School of Engineering, RMIT University, Melbourne VIC 3001, Australia.
School of Science, RMIT University, Melbourne VIC 3001, Australia.
Neural Netw. 2020 Aug;128:345-357. doi: 10.1016/j.neunet.2020.05.011. Epub 2020 May 18.
Continual learning is the ability of a learning system to solve new tasks by utilizing previously acquired knowledge from learning and performing prior tasks without having significant adverse effects on the acquired prior knowledge. Continual learning is key to advancing machine learning and artificial intelligence. Progressive learning is a deep learning framework for continual learning that comprises three procedures: curriculum, progression, and pruning. The curriculum procedure is used to actively select a task to learn from a set of candidate tasks. The progression procedure is used to grow the capacity of the model by adding new parameters that leverage parameters learned in prior tasks, while learning from data available for the new task at hand, without being susceptible to catastrophic forgetting. The pruning procedure is used to counteract the growth in the number of parameters as further tasks are learned, as well as to mitigate negative forward transfer, in which prior knowledge unrelated to the task at hand may interfere and worsen performance. Progressive learning is evaluated on a number of supervised classification tasks in the image recognition and speech recognition domains to demonstrate its advantages compared with baseline methods. It is shown that, when tasks are related, progressive learning leads to faster learning that converges to better generalization performance using a smaller number of dedicated parameters.

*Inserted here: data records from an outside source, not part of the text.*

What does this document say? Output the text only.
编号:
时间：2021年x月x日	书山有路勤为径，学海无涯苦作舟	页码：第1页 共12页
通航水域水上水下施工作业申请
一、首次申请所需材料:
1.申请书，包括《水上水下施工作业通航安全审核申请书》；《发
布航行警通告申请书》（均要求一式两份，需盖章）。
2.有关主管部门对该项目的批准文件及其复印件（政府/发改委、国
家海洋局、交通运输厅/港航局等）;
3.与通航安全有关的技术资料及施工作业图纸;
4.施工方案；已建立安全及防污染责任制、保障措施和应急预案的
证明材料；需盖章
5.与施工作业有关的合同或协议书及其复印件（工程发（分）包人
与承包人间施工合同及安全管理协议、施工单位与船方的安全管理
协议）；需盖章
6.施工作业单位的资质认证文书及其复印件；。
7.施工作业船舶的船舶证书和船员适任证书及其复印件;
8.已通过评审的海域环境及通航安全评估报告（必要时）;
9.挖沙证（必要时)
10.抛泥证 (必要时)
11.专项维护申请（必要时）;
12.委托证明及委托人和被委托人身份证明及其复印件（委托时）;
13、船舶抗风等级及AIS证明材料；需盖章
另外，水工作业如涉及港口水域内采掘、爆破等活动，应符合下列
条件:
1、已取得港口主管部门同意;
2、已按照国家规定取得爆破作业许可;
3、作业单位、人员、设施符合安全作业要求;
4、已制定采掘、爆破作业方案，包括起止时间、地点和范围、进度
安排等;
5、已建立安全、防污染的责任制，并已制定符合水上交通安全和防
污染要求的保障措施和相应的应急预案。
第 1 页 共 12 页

持续学习是指学习系统利用从学习和执行先前任务中获得的先前知识来解决新任务的能力,而不会对先前获得的知识产生重大不利影响。持续学习是推动机器学习和人工智能发展的关键。渐进式学习是一种持续学习的深度学习框架,包括三个过程:课程、进展和修剪。课程过程用于从一组候选任务中主动选择要学习的任务。进展过程用于通过添加新的参数来增加模型的容量,这些新的参数利用了在先前任务中学到的参数,同时从当前手头的新任务可用的数据中学习,而不会受到灾难性遗忘的影响。修剪过程用于抵消随着进一步学习任务而增加的参数数量,以及减轻负向前转移,其中与当前任务无关的先验知识可能会干扰并降低性能。渐进式学习在图像识别和语音识别领域的多个监督分类任务上进行了评估,以展示其与基线方法相比的优势。结果表明,当任务相关时,渐进式学习可以更快地学习,使用较少的专用参数收敛到更好的泛化性能。